Когда Лемешев развелся с Варзер, ее отселили в маленькую квартиру, и через несколько лет она заболела раком и умерла. Я об этом узнала не сразу и не почувствовала никакого горя, это даже показалось возмездием за мои страдания и обиды. Но я была рада, что Варзер жила одна и заболела и умерла — это было для меня доказательством ее любви к Лемешеву, реализацией половины моего мифа об их любви, подтверждением существования любви.

Увлечение Яном Кипурой[214], десятки раз виденный его фильм мне кажутся унизительно смешными от беспочвенности. Что я нашла в нем? Ян Кипура был польский тенор (тенор = итальянщина), переселившийся в Америку. Власть голоса? Но и голос-то не из самых лучших, как и внешность: маленький, с объемистой грудной клеткой, с короткими ногами, широколицый и скуластый, с маленькими глазками. Я поджариваюсь, как на сковородке, от стыда за мое убожество. Не утешение, что не я одна, что таких много.

Однако я знала себе цену: преклонялась, но не уничтожалась.

Петух, найдя еду и созывая своих кур, квохчет, как наседка. Но иногда это обманный маневр: он якобы нашел зерно, а на самом деле ему нужна курица, он ее заманивает. Но это не «переключение». «Переключение» — это действие того же петуха, когда во время драки с другим петухом он вдруг начинает клевать на земле воображаемые зерна. Ему не хочется драться, и он мечтает о спокойной жизни? Как знать? У меня тоже было переключение. Я и тогда понимала, что, если бы меня любили, если бы была любима, я бы меньше страдала от голода и холода. Чем заменить любовь? У меня совсем кончились деньги перед вторым поступлением в университет. И на последние рубли, по бешеной цене я купила в коммерческом магазине виноград «дамские пальчики», от нежной сладости которого мне в детстве хотелось плакать. Я купила виноград от тоски. Еда вместо любви? Не только переключение. Попытка возвращения в теплый мир, где я была любима, вкусом этого сладчайшего, с тонкой кожицей винограда, каждую ягоду которого я раскусывала пополам (ах, Пруст с его сладким пирогом). Возвращение в мир, который я потеряла вместе с мамой и со старением Марии Федоровны, с моим непослушанием в желании свободы… Голод по любви ко мне я пыталась удовлетворить, как голод желудка.

Перед поступлением в университет я не один раз возвращалась теплым и темным — конец лета — вечером по Собиновскому (теперь — Кисловскому) переулку домой. Переулок с поворотом, дома в нем разной величины и архитектуры, и есть там деревья, большие и поменьше, даже каштан рос, который весной цвел. Я шла по этому переулку, и были лунный свет и черные тени, а я входила в поэтическое состояние, которое хотелось запомнить. Вот я и запомнила.

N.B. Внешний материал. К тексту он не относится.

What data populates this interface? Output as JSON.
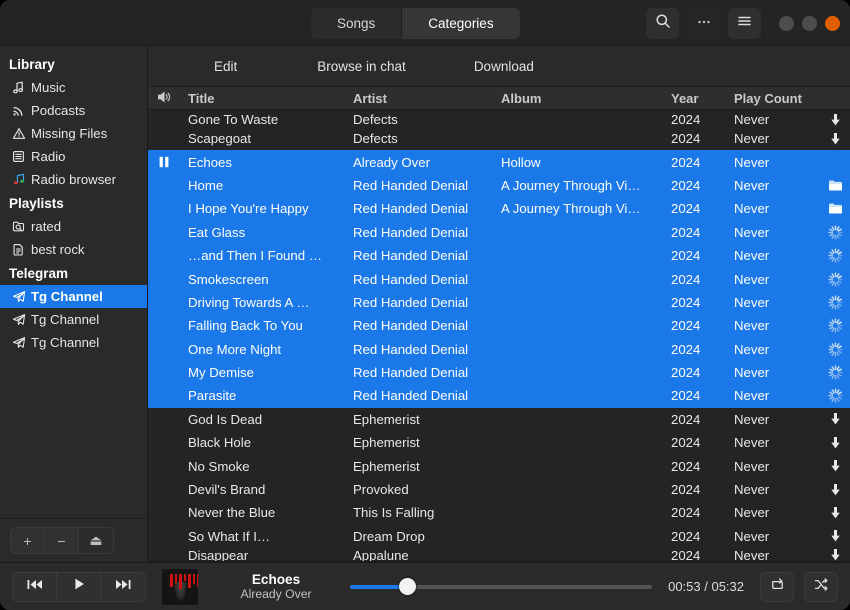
{
  "header": {
    "segments": [
      {
        "label": "Songs",
        "active": false
      },
      {
        "label": "Categories",
        "active": true
      }
    ],
    "search_icon": "search-icon",
    "more_icon": "more-options-icon",
    "menu_icon": "hamburger-menu-icon",
    "window_buttons": [
      "minimize",
      "maximize",
      "close"
    ],
    "close_color": "#e06000"
  },
  "sidebar": {
    "sections": [
      {
        "title": "Library",
        "items": [
          {
            "label": "Music",
            "icon": "music-note-icon",
            "selected": false
          },
          {
            "label": "Podcasts",
            "icon": "podcast-icon",
            "selected": false
          },
          {
            "label": "Missing Files",
            "icon": "warning-triangle-icon",
            "selected": false
          },
          {
            "label": "Radio",
            "icon": "radio-icon",
            "selected": false
          },
          {
            "label": "Radio browser",
            "icon": "radio-browser-icon",
            "selected": false
          }
        ]
      },
      {
        "title": "Playlists",
        "items": [
          {
            "label": "rated",
            "icon": "smart-playlist-icon",
            "selected": false
          },
          {
            "label": "best rock",
            "icon": "playlist-file-icon",
            "selected": false
          }
        ]
      },
      {
        "title": "Telegram",
        "items": [
          {
            "label": "Tg Channel",
            "icon": "telegram-icon",
            "selected": true
          },
          {
            "label": "Tg Channel",
            "icon": "telegram-icon",
            "selected": false
          },
          {
            "label": "Tg Channel",
            "icon": "telegram-icon",
            "selected": false
          }
        ]
      }
    ],
    "footer_buttons": [
      {
        "label": "+",
        "name": "add-playlist-button"
      },
      {
        "label": "−",
        "name": "remove-playlist-button"
      },
      {
        "label": "⏏",
        "name": "eject-button"
      }
    ]
  },
  "subtoolbar": {
    "edit_label": "Edit",
    "browse_label": "Browse in chat",
    "download_label": "Download"
  },
  "table": {
    "columns": {
      "speaker": "speaker-icon",
      "title": "Title",
      "artist": "Artist",
      "album": "Album",
      "year": "Year",
      "plays": "Play Count"
    },
    "rows": [
      {
        "title": "Gone To Waste",
        "artist": "Defects",
        "album": "",
        "year": "2024",
        "plays": "Never",
        "icon": "download-icon",
        "selected": false,
        "playing": false,
        "partial_top": true
      },
      {
        "title": "Scapegoat",
        "artist": "Defects",
        "album": "",
        "year": "2024",
        "plays": "Never",
        "icon": "download-icon",
        "selected": false,
        "playing": false
      },
      {
        "title": "Echoes",
        "artist": "Already Over",
        "album": "Hollow",
        "year": "2024",
        "plays": "Never",
        "icon": "",
        "selected": true,
        "playing": true
      },
      {
        "title": "Home",
        "artist": "Red Handed Denial",
        "album": "A Journey Through Vi…",
        "year": "2024",
        "plays": "Never",
        "icon": "folder-icon",
        "selected": true,
        "playing": false
      },
      {
        "title": "I Hope You're Happy",
        "artist": "Red Handed Denial",
        "album": "A Journey Through Vi…",
        "year": "2024",
        "plays": "Never",
        "icon": "folder-icon",
        "selected": true,
        "playing": false
      },
      {
        "title": "Eat Glass",
        "artist": "Red Handed Denial",
        "album": "",
        "year": "2024",
        "plays": "Never",
        "icon": "spinner-icon",
        "selected": true,
        "playing": false
      },
      {
        "title": "…and Then I Found …",
        "artist": "Red Handed Denial",
        "album": "",
        "year": "2024",
        "plays": "Never",
        "icon": "spinner-icon",
        "selected": true,
        "playing": false
      },
      {
        "title": "Smokescreen",
        "artist": "Red Handed Denial",
        "album": "",
        "year": "2024",
        "plays": "Never",
        "icon": "spinner-icon",
        "selected": true,
        "playing": false
      },
      {
        "title": "Driving Towards A …",
        "artist": "Red Handed Denial",
        "album": "",
        "year": "2024",
        "plays": "Never",
        "icon": "spinner-icon",
        "selected": true,
        "playing": false
      },
      {
        "title": "Falling Back To You",
        "artist": "Red Handed Denial",
        "album": "",
        "year": "2024",
        "plays": "Never",
        "icon": "spinner-icon",
        "selected": true,
        "playing": false
      },
      {
        "title": "One More Night",
        "artist": "Red Handed Denial",
        "album": "",
        "year": "2024",
        "plays": "Never",
        "icon": "spinner-icon",
        "selected": true,
        "playing": false
      },
      {
        "title": "My Demise",
        "artist": "Red Handed Denial",
        "album": "",
        "year": "2024",
        "plays": "Never",
        "icon": "spinner-icon",
        "selected": true,
        "playing": false
      },
      {
        "title": "Parasite",
        "artist": "Red Handed Denial",
        "album": "",
        "year": "2024",
        "plays": "Never",
        "icon": "spinner-icon",
        "selected": true,
        "playing": false
      },
      {
        "title": "God Is Dead",
        "artist": "Ephemerist",
        "album": "",
        "year": "2024",
        "plays": "Never",
        "icon": "download-icon",
        "selected": false,
        "playing": false
      },
      {
        "title": "Black Hole",
        "artist": "Ephemerist",
        "album": "",
        "year": "2024",
        "plays": "Never",
        "icon": "download-icon",
        "selected": false,
        "playing": false
      },
      {
        "title": "No Smoke",
        "artist": "Ephemerist",
        "album": "",
        "year": "2024",
        "plays": "Never",
        "icon": "download-icon",
        "selected": false,
        "playing": false
      },
      {
        "title": "Devil's Brand",
        "artist": "Provoked",
        "album": "",
        "year": "2024",
        "plays": "Never",
        "icon": "download-icon",
        "selected": false,
        "playing": false
      },
      {
        "title": "Never the Blue",
        "artist": "This Is Falling",
        "album": "",
        "year": "2024",
        "plays": "Never",
        "icon": "download-icon",
        "selected": false,
        "playing": false
      },
      {
        "title": "So What If I…",
        "artist": "Dream Drop",
        "album": "",
        "year": "2024",
        "plays": "Never",
        "icon": "download-icon",
        "selected": false,
        "playing": false
      },
      {
        "title": "Disappear",
        "artist": "Appalune",
        "album": "",
        "year": "2024",
        "plays": "Never",
        "icon": "download-icon",
        "selected": false,
        "playing": false,
        "partial_bottom": true
      }
    ]
  },
  "player": {
    "prev_icon": "previous-track-icon",
    "play_icon": "play-icon",
    "next_icon": "next-track-icon",
    "now_playing_title": "Echoes",
    "now_playing_artist": "Already Over",
    "elapsed": "00:53",
    "duration": "05:32",
    "time_display": "00:53 / 05:32",
    "progress_percent": 19,
    "repeat_icon": "repeat-icon",
    "shuffle_icon": "shuffle-icon"
  },
  "colors": {
    "accent": "#1b78e8",
    "close_button": "#e06000",
    "window_bg": "#242424",
    "sidebar_bg": "#2a2a2a"
  }
}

Я поступила в университет. Из-за итальянщины я поступила на романо-германское отделение филологического факультета (французский язык): слава богу, что мое желание учить итальянский язык как основной не исполнилось — меня ждала бы безысходная безработица, да и что могло бы дать знание итальянского языка по сравнению с французским. Я поступила в университет и лишилась свободы. Конец «больших каникул», более или менее самостоятельных мыслей, свободного времени, Sturm und Drang’a. Голод и холод портили эту (относительно) вольную жизнь.